进入黑屏后,点击ctrl+alt+F1 进入命令行模式
1.8 安装驱动
cd到驱动文件所在目录
(a)给驱动文件增加可执行权限

sudo chmod a+x NVIDIA-Linux-x86_64-418.56.run

(b)执行

sudo sh ./NVIDIA-Linux-x86_64-418.56.run  -no-opengl-files

-no-opengl-files :为了防止循环登录,只安装驱动,不安装openGL


ps:安装时,如果缺少gcc,make, make-guile 则根据提示安装即可。
例如:
gcc --version
sudo apt install gcc


2.安装CUDA

英伟达官方下载
下载完成 copy 到特定的文件目录下。
更新一下

sudo apt update
sudo apt upgrade     // 费时稍长
reboot               //  重启 

2.1 关闭屏幕

sudo service lightdm stop   // ctrl+alt+f1 此命令要是不行使用就使用下面的命令
sudo telinit 3              //运行级别3
startx                         //返回,进入 X 界面,一种图形界面

2.2 激活,执行
cd到特定文件夹后

sudo chmod a+x cuda_10.1.105_418.39_linux.run
sudo sh cuda_10.1.105_418.39_linux.run

出现协议,填写 accept
之后,出现如下选项,按“ENTER”去掉第一个驱动选项,因为之前安装了驱动。
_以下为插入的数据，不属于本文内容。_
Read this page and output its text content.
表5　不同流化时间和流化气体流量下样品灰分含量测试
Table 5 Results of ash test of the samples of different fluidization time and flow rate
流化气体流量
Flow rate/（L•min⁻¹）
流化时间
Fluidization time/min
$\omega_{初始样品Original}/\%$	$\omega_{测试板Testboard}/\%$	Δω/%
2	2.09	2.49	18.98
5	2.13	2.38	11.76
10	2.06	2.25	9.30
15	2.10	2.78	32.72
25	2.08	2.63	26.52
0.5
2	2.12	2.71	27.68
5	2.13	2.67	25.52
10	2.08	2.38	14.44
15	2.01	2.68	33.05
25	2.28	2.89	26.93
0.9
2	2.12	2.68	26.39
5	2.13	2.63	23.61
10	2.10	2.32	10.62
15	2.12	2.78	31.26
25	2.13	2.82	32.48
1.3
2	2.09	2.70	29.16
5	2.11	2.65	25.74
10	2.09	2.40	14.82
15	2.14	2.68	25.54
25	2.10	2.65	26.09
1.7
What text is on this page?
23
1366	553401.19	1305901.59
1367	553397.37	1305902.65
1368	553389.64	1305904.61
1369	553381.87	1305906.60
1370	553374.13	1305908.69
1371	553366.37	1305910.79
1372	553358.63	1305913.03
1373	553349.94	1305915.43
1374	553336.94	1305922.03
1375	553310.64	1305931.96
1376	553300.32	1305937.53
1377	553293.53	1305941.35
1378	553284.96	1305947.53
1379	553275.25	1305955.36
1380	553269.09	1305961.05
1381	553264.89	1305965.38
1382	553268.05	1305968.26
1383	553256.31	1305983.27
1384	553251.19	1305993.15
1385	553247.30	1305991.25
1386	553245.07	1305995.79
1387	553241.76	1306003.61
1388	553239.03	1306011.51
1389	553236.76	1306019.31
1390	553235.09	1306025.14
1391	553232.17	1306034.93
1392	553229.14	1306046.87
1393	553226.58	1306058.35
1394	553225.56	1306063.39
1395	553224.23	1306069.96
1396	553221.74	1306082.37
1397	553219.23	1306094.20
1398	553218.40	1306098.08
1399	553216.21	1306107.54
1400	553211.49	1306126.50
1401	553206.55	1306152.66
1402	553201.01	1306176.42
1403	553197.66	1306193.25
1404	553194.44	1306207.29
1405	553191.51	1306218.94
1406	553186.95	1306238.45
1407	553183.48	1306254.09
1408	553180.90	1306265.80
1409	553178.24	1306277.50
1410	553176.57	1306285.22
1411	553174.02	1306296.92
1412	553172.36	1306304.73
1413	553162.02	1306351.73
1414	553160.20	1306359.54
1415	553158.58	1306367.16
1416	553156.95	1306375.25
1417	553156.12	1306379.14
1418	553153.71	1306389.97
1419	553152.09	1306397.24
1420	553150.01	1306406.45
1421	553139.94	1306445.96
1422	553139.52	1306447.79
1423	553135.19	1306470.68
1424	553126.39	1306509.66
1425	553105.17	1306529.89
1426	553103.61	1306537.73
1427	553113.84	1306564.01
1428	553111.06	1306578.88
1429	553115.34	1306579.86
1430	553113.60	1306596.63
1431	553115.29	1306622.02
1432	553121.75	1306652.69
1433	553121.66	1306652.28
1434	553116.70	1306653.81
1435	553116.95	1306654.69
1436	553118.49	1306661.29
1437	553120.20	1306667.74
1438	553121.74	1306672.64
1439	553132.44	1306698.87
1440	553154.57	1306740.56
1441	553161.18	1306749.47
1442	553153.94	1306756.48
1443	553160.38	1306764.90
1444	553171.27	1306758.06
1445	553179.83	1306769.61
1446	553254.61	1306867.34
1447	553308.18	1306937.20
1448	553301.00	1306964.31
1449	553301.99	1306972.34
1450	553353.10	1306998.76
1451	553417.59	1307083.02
之后,Install
在这里插入图片描述
安装完成后出现以下
在这里插入图片描述

2.3 环境变量

sudo  gedit /etc/profile

在结尾加上

export PATH=/usr/local/cuda-10.1/bin:$PATH
export LD_LTBRARY_PATH=/usr/local/cuda-10.1/lib64:$LD_LIBRARY_PATH
source /etc/profile

原博客有一个创建链接文件的步骤,但是我没做成功,最后查看版本也可以
2.4 查看版本
ncvv --version

(base) li@li-System-Product-Name:~$ nvcc --version
nvcc: NVIDIA (R) Cuda compiler driver
Copyright (c) 2005-2019 NVIDIA Corporation
Built on Fri_Feb__8_19:08:17_PST_2019
Cuda compilation tools, release 10.1, V10.1.105

2.5 测试
安装 g++

sudo apt install g++                              //安装 g++

编译测试样本

cd ~/NVIDIA_CUDA-10.1_Samples
make                               //费时较长,要出现 Finished

在这里插入图片描述
测试

cd ~/NVIDIA_CUDA-10.1_Samples/bin/x86_64/linux/release
./deviceQuery

在这里插入图片描述
出现 PASS 表示安装成功
重启电脑
ps:后来,发现了官方安装教材。是极好的参考资料,建议直接看官方的(注册):
https://docs.nvidia.com/cuda/cuda-installation-guide-linux/index.html

3.安装cuDNN(可选)

(注意:此时的安装方法按照官网的步骤,一步一步操作即可,我已经试过了,无坑)
针对卷积神经网络模型优化的数值计算库。使用他可以将卷积神经网络的计算速度提升2~3倍,这里建议一定要安装。
此时的安装方法,一定要不去看各种中文的教程,里面的坑太多(亲试)。看官方的教程。(注册)
cuDNN下载地址:
安装教程:https://docs.nvidia.com/deeplearning/sdk/cudnn-install/index.html#install-linux
copy官方教材如下:

2.2. Downloading
cuDNN In order to download cuDNN, ensure you are registered for the NVIDIA Developer Program.
//下载时需要先注册
Go to: NVIDIA cuDNN home page. Click Download. Complete the short
survey and click Submit. Accept the Terms and Conditions. A list of
available download versions of cuDNN displays.
Select the cuDNN version you want to install. A list of available resources displays.
//选择版本下载,我在选择时,直接选的“ cuDNN Library for Linux”这一版,因为这一版本的后缀为.tgz
,是linux通用版。
2.3. Installing cuDNN on Linux
The following steps describe how to build a cuDNN dependent program.
Choose the installation method that meets your environment needs. //根据你的系统环境,选择安装方法
For example, the tar file installation applies to all Linux platforms, and the debian installation package
applies to Ubuntu 14.04 and 16.04. //压缩包适合所有linux系统,deb适合Ubuntu14,16。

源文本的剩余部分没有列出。